Robert Jenson on the homiletic implications of justification
The Reformation doctrine of justification is not a new attempted description of a process of grace—and when it has been taken for such, sometimes also by would-be champions, the difference between the Reformation and the standard tradition has always promptly become obscure. The doctrine is rather an hermeneutical instruction to preachers, teachers, and confessors: so speak of Christ and of the life of your community that the justification for that life which your words open is the kind grasped by faith rather than the kind constituted in works. […]
The instruction is not to induce, or manipulate, conversion by our discourse; the hearer’s conversion is to be accomplished as the act of gospel-speaking itself. Conversion is a change in the communication situation within which every person lives; a proper sermon or baptism liturgy or penance liturgy just is that change. Using penance as the simplest paradigm, when the confessor says, “You have confessed cheating and coveting. Now I forgive all your sins, in Jesus’ name,” these words do not seek to stimulate conversion as an event external to their being said. Rather, this utterance is a conversion of the penitent’s life, from a situation in which the word he or she hears and must live by is “You are a cheat and a coveter,” to one in which the word he or she hears and must live by is “You are Jesus’ beloved.” […]
When someone speaks to me the promises made by Christ’s resurrection, that event is the event of God’s choice about me. […]

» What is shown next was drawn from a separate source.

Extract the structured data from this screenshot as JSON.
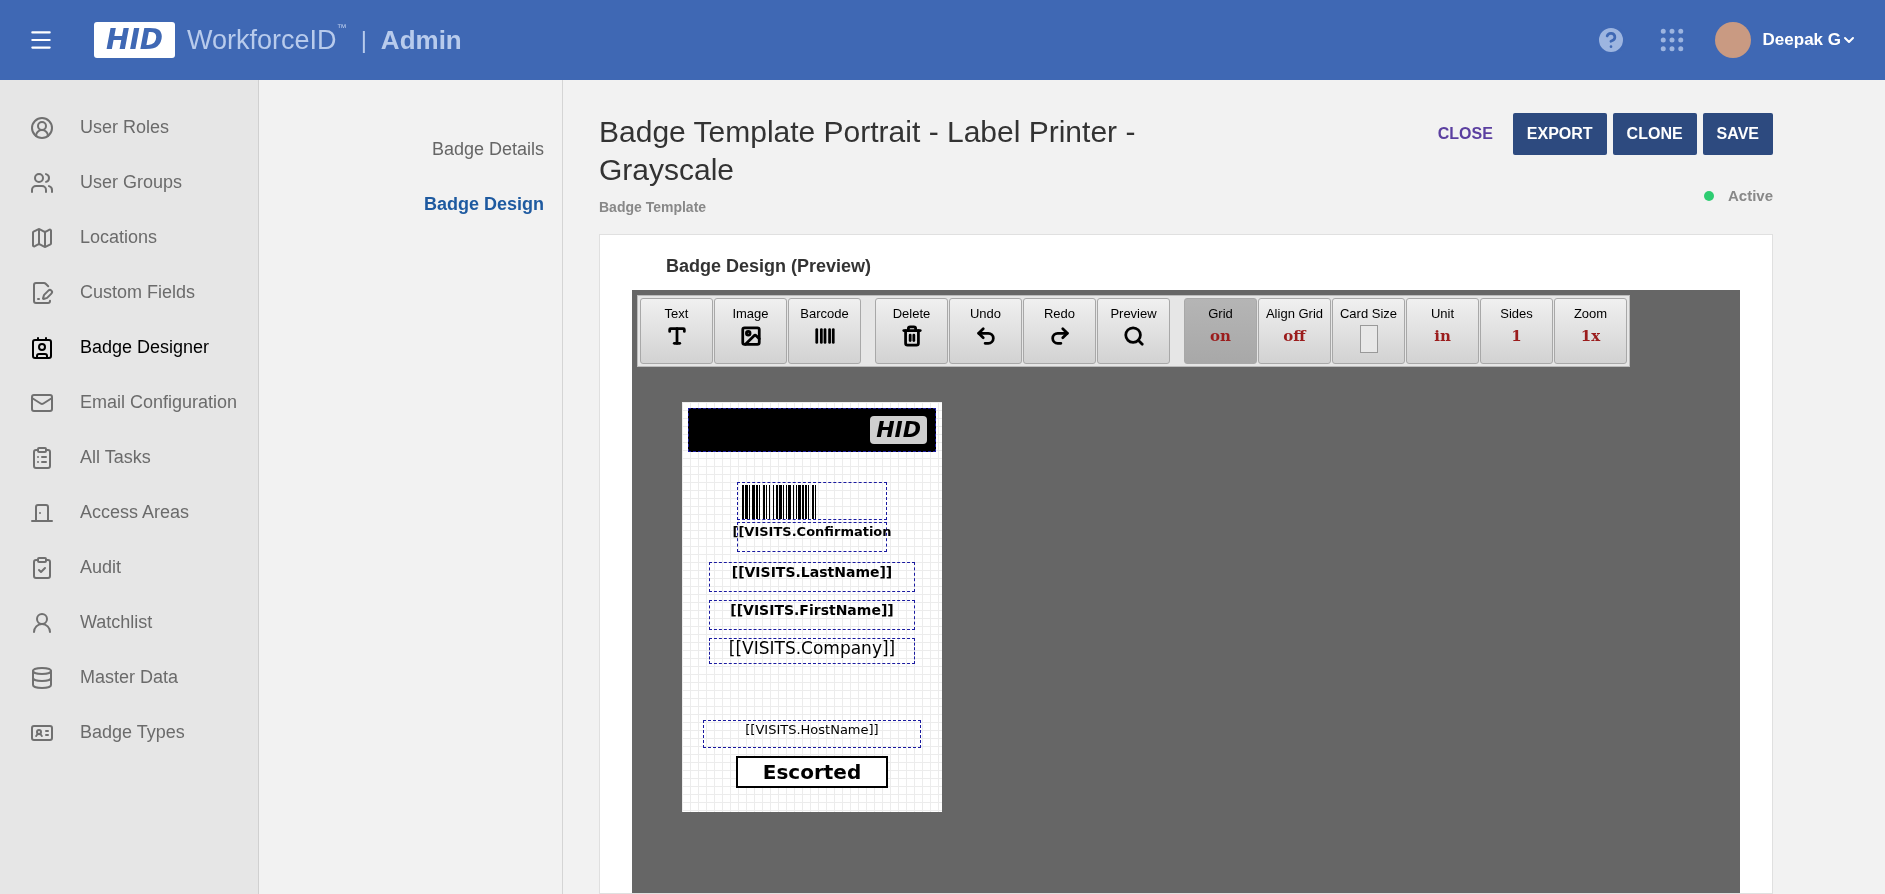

It is indeed the human Christ’s temporal address to us that is the event of God’s eternal choosing about us, as the Lutherans and Barth have said. But the eternity of this moment must be established not by the prefix “pre-” but the prefix “post-”: it is in that the man Christ will be the agent and center of the final community, that his will for us is the eternal determination of our lives. The Trinitarian dialectics can be the appropriate conceptual scheme of predestination only if the whole scheme—of Father, Son, and Spirit—is used and only if the Spirit’s metaphysical priority is affirmed. The speaking of the gospel is the event of predestination in that the gospel gives what it speaks about, but this eschatological efficacy of the gospel is the Spirit. We must parody Barth: the Holy Spirit is the choosing God.
From Christian Dogmatics, Vol. II., (Fortress, 1984), 130 134, 137, 138.
A faithful sermon … will not be a sermon about [for example] predestination; it will be a predestining sermon. One may even imagine a pastoral dialogue:
Seeker: Am I among the elect?
Seeker: How do you know?
Pastor: You are elect because in Jesus’ name I now promise that you are.
Seeker: But it’s plain that I am barren soil!
Pastor: When Christ comes sowing, all things are possible.
Seeker: When will that happen to me?
Pastor: I just told you. This is it.
From Canon and Creed, (WJK, 2010), 61.